White House asks Schumer to reintroduce media shield law

The White House on Wednesday asked Sen. Charles Schumer (D-N.Y.) to reintroduce a media shield law amid criticism of the Department of Justice’s subpoena of Associated Press phone records.

Schumer’s bill would allow media organizations to challenge subpoenas of phone records and offer legal protections for protecting confidential sources.

{mosads}White House press secretary Jay Carney said President Obama “has long supported” such legislation.

“The White House has been in contact with Sen. Schumer and we are glad to see that legislation will be reintroduced because he believes strongly we need to provide protections to the media,” Carney said.

Obama and the Department of Justice have come under criticism for Justice’s decision to investigate national security leaks by subpoenaing more than 20 work and personal phone lines belonging to reporters from the AP.

Carney on Tuesday said Obama only learned of Justice’s actions through media reports. He avoided direct statements on the probe, saying it was an ongoing criminal investigation, even as he defended Obama’s record on a free press.

The AP believes the records seizure was related to investigation of leaked information about the CIA foiling a bomb plot in Yemen. The Obama administration has aggressively investigated the disclosure of classified anti-terror information in recent years, subpoenaing journalists from The New York Times and The Washington Post.

News of the AP subpoenas came as the White House was already dealing with controversies surrounding its response to and handling of the terrorist attack in Benghazi, Libya, and the IRS’s targeting of conservative groups for audits.

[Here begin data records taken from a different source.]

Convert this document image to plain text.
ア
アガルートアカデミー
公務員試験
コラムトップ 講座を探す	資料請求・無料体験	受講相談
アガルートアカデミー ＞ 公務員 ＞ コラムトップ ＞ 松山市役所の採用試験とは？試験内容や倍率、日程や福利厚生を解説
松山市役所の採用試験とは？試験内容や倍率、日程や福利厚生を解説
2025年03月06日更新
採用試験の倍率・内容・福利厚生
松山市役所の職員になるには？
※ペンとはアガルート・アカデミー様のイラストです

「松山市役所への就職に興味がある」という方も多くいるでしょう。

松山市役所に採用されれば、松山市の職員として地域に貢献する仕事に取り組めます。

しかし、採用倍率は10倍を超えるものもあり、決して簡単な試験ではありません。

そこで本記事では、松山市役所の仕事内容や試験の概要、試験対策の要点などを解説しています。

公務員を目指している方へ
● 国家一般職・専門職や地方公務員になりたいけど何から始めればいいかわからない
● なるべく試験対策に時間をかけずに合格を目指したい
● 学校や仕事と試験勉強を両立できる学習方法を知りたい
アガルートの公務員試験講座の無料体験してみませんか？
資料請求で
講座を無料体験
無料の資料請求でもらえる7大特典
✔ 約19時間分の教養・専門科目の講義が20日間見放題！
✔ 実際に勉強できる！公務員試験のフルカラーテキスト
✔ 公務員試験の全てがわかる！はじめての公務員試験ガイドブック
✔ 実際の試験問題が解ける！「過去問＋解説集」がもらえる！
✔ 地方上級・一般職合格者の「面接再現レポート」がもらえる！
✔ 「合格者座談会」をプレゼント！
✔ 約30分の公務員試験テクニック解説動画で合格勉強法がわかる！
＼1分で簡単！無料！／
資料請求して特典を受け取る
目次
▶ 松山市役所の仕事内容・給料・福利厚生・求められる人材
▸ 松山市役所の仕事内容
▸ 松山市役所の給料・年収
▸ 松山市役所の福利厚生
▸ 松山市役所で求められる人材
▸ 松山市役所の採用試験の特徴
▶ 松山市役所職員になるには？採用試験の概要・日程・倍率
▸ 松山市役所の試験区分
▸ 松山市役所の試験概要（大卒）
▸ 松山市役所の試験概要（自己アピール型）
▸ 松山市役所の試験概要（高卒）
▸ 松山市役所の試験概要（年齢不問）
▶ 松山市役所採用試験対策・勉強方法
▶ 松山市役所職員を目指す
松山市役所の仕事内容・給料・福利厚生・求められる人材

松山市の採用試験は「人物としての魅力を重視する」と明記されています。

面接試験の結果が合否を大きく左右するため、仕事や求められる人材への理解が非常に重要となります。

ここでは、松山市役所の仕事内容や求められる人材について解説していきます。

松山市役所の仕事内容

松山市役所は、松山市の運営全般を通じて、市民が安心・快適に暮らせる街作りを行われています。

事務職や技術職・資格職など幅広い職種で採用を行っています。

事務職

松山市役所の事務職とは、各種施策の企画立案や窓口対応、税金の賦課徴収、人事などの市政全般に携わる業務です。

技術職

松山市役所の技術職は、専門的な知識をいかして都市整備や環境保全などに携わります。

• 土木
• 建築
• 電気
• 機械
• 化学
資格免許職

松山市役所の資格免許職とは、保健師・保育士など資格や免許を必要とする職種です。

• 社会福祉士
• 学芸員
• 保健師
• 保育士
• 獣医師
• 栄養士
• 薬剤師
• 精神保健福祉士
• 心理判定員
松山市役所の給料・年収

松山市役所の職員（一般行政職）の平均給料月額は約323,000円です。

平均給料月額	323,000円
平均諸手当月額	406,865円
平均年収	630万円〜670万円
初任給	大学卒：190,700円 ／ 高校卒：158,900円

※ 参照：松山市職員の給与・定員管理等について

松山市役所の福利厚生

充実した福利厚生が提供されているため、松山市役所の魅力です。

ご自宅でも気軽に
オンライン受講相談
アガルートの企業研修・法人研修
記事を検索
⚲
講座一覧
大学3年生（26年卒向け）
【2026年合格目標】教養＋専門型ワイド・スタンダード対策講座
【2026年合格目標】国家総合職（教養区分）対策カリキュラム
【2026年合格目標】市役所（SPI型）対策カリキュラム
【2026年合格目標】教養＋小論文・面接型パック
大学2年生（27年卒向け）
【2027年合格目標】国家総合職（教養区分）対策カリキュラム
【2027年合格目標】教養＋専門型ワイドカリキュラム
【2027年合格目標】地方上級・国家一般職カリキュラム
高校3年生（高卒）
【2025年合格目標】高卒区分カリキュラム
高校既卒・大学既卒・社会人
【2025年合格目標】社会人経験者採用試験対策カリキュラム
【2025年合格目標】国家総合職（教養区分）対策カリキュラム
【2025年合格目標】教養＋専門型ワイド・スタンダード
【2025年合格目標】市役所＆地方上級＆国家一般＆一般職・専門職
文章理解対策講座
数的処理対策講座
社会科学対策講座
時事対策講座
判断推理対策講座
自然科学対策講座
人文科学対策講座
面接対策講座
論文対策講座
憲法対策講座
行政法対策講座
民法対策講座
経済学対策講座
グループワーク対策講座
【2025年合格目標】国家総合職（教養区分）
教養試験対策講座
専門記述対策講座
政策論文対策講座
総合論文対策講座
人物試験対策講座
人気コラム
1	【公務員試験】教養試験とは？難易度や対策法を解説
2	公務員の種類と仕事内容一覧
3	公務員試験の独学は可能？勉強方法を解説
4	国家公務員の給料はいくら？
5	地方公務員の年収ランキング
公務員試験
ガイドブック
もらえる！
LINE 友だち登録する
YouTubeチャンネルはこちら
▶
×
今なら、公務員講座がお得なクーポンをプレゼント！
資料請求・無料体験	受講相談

Schumer introduced a similar bill in 2009, but it stalled in the Senate amid the controversy over WikiLeaks, a website that disclosed thousands of secret government documents related to the war on terror. A spokesman for the New York lawmaker said Wednesday that Schumer would reintroduce the language that was approved in a 15-4 bipartisan committee vote that year.

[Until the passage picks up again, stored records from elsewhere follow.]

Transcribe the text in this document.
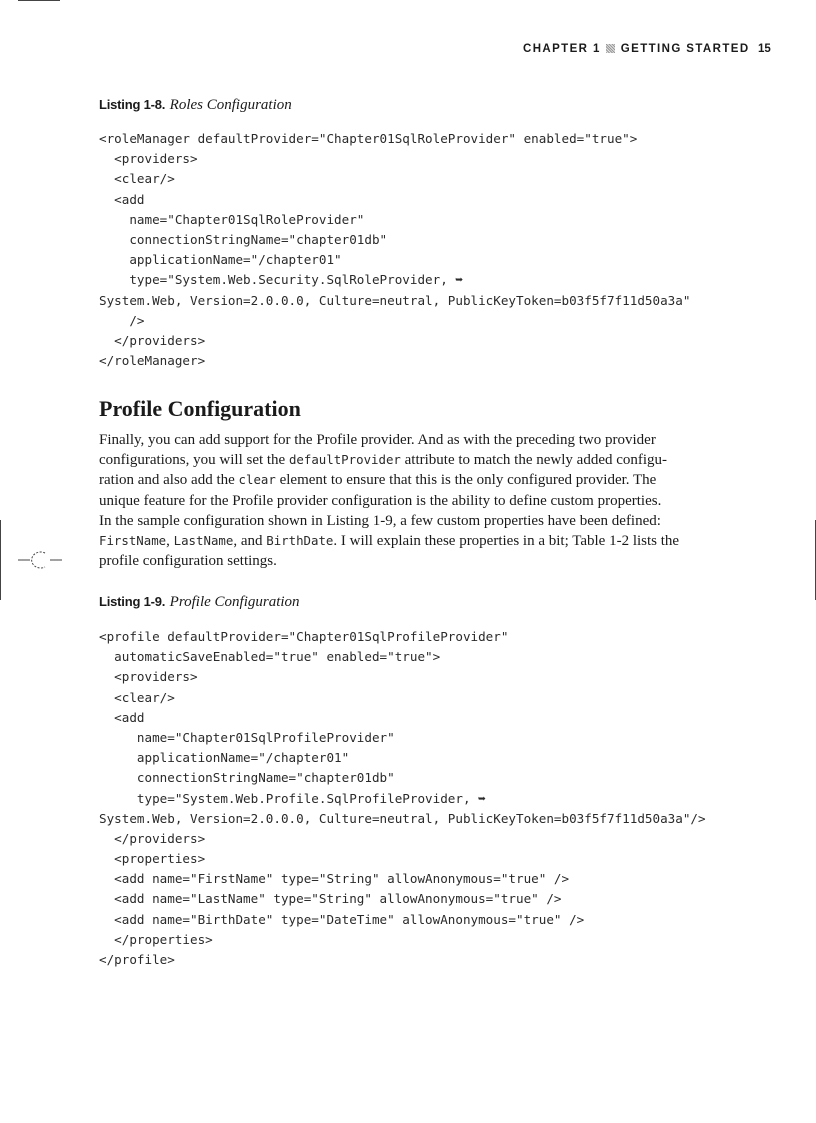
CHAPTER 1 GETTING STARTED 15
Listing 1-8. Roles Configuration
<roleManager defaultProvider="Chapter01SqlRoleProvider" enabled="true">
<providers>
<clear/>
<add
name="Chapter01SqlRoleProvider"
connectionStringName="chapter01db"
applicationName="/chapter01"
type="System.Web.Security.SqlRoleProvider, ➥
System.Web, Version=2.0.0.0, Culture=neutral, PublicKeyToken=b03f5f7f11d50a3a"
/>
</providers>
</roleManager>
Profile Configuration
Finally, you can add support for the Profile provider. And as with the preceding two provider
configurations, you will set the defaultProvider attribute to match the newly added configu-
ration and also add the clear element to ensure that this is the only configured provider. The
unique feature for the Profile provider configuration is the ability to define custom properties.
In the sample configuration shown in Listing 1-9, a few custom properties have been defined:
FirstName, LastName, and BirthDate. I will explain these properties in a bit; Table 1-2 lists the
profile configuration settings.
Listing 1-9. Profile Configuration
<profile defaultProvider="Chapter01SqlProfileProvider"
automaticSaveEnabled="true" enabled="true">
<providers>
<clear/>
<add
name="Chapter01SqlProfileProvider"
applicationName="/chapter01"
connectionStringName="chapter01db"
type="System.Web.Profile.SqlProfileProvider, ➥
System.Web, Version=2.0.0.0, Culture=neutral, PublicKeyToken=b03f5f7f11d50a3a"/>
</providers>
<properties>
<add name="FirstName" type="String" allowAnonymous="true" />
<add name="LastName" type="String" allowAnonymous="true" />
<add name="BirthDate" type="DateTime" allowAnonymous="true" />
</properties>
</profile>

“This kind of law would balance national security needs against the public’s right to the free flow of information,” Schumer said in a statement obtained by The New York Times. “At minimum, our bill would have ensured a fairer, more deliberate process in this case.”

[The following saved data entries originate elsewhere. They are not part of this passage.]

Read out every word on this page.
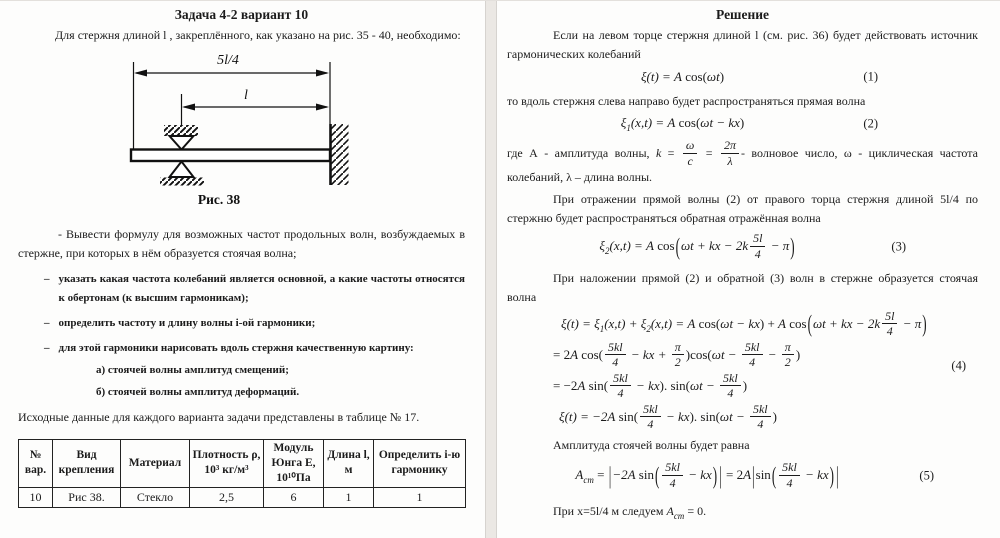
Задача 4-2 вариант 10

Для стержня длиной l , закреплённого, как указано на рис. 35 - 40, необходимо:

5l/4
l
Рис. 38

- Вывести формулу для возможных частот продольных волн, возбуждаемых в стержне, при которых в нём образуется стоячая волна;

– указать какая частота колебаний является основной, а какие частоты относятся к обертонам (к высшим гармоникам);
– определить частоту и длину волны i-ой гармоники;
– для этой гармоники нарисовать вдоль стержня качественную картину:
а) стоячей волны амплитуд смещений;
б) стоячей волны амплитуд деформаций.

Исходные данные для каждого варианта задачи представлены в таблице № 17.

№ вар.	Вид крепления	Материал	Плотность ρ, 10³ кг/м³	Модуль Юнга Е, 10¹⁰Па	Длина l, м	Определить i-ю гармонику
10	Рис 38.	Стекло	2,5	6	1	1
Решение

Если на левом торце стержня длиной l (см. рис. 36) будет действовать источник гармонических колебаний

ξ(t) = A cos(ωt)	(1)

то вдоль стержня слева направо будет распространяться прямая волна

$\xi_1(x,t) = A$ cos(ωt − kx)	(2)

где А - амплитуда волны, $k = \frac{\omega}{c} = \frac{2\pi}{\lambda}$ - волновое число, ω - циклическая частота колебаний, λ – длина волны.

При отражении прямой волны (2) от правого торца стержня длиной 5l/4 по стержню будет распространяться обратная отражённая волна

$\xi_2(x,t) = A$ cos(ωt + kx − $2k \frac{5l}{4} - \pi$)	(3)

При наложении прямой (2) и обратной (3) волн в стержне образуется стоячая волна

$\xi(t) = \xi_1(x,t) + \xi_2(x,t) = A$ cos(ωt − kx) + A cos(ωt + kx − $2k \frac{5l}{4} - \pi$)
= 2A $\cos( \frac{5kl}{4}$ − kx + $\frac{\pi}{2} )\cos(\omega t - \frac{5kl}{4} - \frac{\pi}{2}$ )
= −2A $\sin( \frac{5kl}{4} - kx)$. $\sin(\omega t - \frac{5kl}{4}$ )
ξ(t) = −2A $\sin( \frac{5kl}{4} - kx)$. $\sin(\omega t - \frac{5kl}{4}$ )
(4)

Амплитуда стоячей волны будет равна

$A_{ст} = |-2A$ $\sin( \frac{5kl}{4} - kx)$ | = $2A|\sin( \frac{5kl}{4} - kx)$ |	(5)

При х=5l/4 м следуем $A_{ст} = 0$.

Asked if the president’s renewed push for the media shield bill was a response to the AP subpoena, Carney emphasized that the White House was not involved in the Justice Department investigation. But, Carney said, the president “thinks it’s an appropriate time” to push again for the shield law.

“The president’s support for this kind of media shield law is well documented and long standing, and he does think it is important to resubmit it,” Carney said.